Of the more than 11,000 Mexican minors detained after attempting to illegally enter the United States from Oct. 1 through May 31, only 2,700 said they were being apprehended for the first time, according to new Pew Research Center
analysis of Mexican government data.
While the number of illegal minors coming from Honduras, Guatemala and El Salvador is higher, the actual number of apprehensions of Mexican child migrants is greater because so many are detained multiple times.
Using data obtained from the Mexican Ministry of Foreign Affairs, Pew analysts determined that 76 percent of the unaccompanied minors had been detained multiple times, including 15 percent who had been apprehended at least six times.
However, the Pew study notes, "the lack of fingerprinting by Mexican authorities makes it difficult to estimate an actual number of children crossing the border."
Unlike children coming from Central America, a vast majority, 95 percent, are deported almost immediately, according to Pew, citing data from the United Nations High Commissioner for Refugees.
A recent report released by the National Foundation for American Policy, an Arlington, Virginia-based policy research group, confirms that the increase in actual apprehensions is a consequence of the surge of Central American children.
Employing data provided by the U.S. Border Patrol, the report shows a 45 percent increase
in the number of apprehensions since FY2011.
And the number is not likely to decrease. Analysts used data through May 2014 to estimate that the number of apprehensions is on pace to reach 476,557 by the end of FY 2014, which is 45 percent higher than the FY 2011 total of 327,577.
The increase is primarily a result of adults and minors coming from Central America.
In FY 2012, "Other than Mexican" (OTM) apprehensions numbered 99,000, while 266,000 were Mexican, according to the Border Patrol. In FY 2013, the number of “Other Than Mexican” apprehensions increased to 148,988, while the number of apprehensions of Mexicans remained about the same (at 265,409).
Through May 2014, “Other Than Mexican” apprehensions account for 50 percent of the apprehensions along the Southwest border, according to the U.S. Border Patrol, the report states.
A recent Associated Press/GFK poll
found 53 percent of Americans do not believe the United States has a moral obligation to grant asylum to refugees fleeing either violence or political persecution. And 52 percent would not characterize as refugees those children who might be trying to escape gang violence.
Poverty and violence have been cited as contributing factors leading to the rise in illegal immigrants from Central America, but the Pew report says there is no clear evidence of a reason for the larger number of Mexican children coming across the border.
For example, Pew examined the differences between the Mexican states of Tamaulipas and Sonora, the border regions from where most illegals originate. About one-in-four (3,077) children apprehended this fiscal year came from Tamaulipas.
According to Pew, Tamaulipas does not have a high poverty rate. However drug-related violence has risen in recent years. The murder rate between 2009 and 2012 nearly quintupled to 46 homicides per 100,000 people, about double the rate of Mexico overall.

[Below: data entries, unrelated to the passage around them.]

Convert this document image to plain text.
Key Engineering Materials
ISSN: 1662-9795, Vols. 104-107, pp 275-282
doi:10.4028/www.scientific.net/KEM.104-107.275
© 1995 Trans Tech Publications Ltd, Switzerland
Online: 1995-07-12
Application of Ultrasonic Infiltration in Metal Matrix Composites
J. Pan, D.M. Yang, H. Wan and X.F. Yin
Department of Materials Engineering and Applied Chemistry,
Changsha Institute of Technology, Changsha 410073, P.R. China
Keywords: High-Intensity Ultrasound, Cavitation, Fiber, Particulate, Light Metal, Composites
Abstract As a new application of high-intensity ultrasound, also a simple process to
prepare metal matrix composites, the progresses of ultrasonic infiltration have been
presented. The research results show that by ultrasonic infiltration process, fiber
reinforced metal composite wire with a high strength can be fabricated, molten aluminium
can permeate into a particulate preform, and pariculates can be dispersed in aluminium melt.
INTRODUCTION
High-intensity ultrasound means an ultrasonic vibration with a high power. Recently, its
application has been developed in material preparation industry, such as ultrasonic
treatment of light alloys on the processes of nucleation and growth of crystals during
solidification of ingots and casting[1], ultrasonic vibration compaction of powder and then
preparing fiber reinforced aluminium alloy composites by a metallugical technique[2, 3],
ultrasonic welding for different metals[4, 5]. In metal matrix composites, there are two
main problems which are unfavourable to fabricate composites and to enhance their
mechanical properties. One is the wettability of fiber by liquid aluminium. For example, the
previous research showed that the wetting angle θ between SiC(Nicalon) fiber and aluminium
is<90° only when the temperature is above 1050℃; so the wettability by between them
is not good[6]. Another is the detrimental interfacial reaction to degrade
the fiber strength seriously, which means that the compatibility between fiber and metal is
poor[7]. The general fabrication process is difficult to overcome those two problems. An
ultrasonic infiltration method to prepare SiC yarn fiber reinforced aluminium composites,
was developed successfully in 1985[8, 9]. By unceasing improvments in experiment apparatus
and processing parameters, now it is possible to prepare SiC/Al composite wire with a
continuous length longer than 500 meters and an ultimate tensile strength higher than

However, Sonora, which borders Arizona, has a low poverty rate and a low homicide rate (19 per 100,000). The study notes that Sonora happens to be a "hub for migrants traveling across Mexico by train to reach the United States."
Stuart Anderson, NFAP executive director and the report's author, contends one possible solution is to establish bilateral agreements with Mexico and Central America that "authorize work permits for nationals of those countries in exchange for cooperation on immigration enforcement."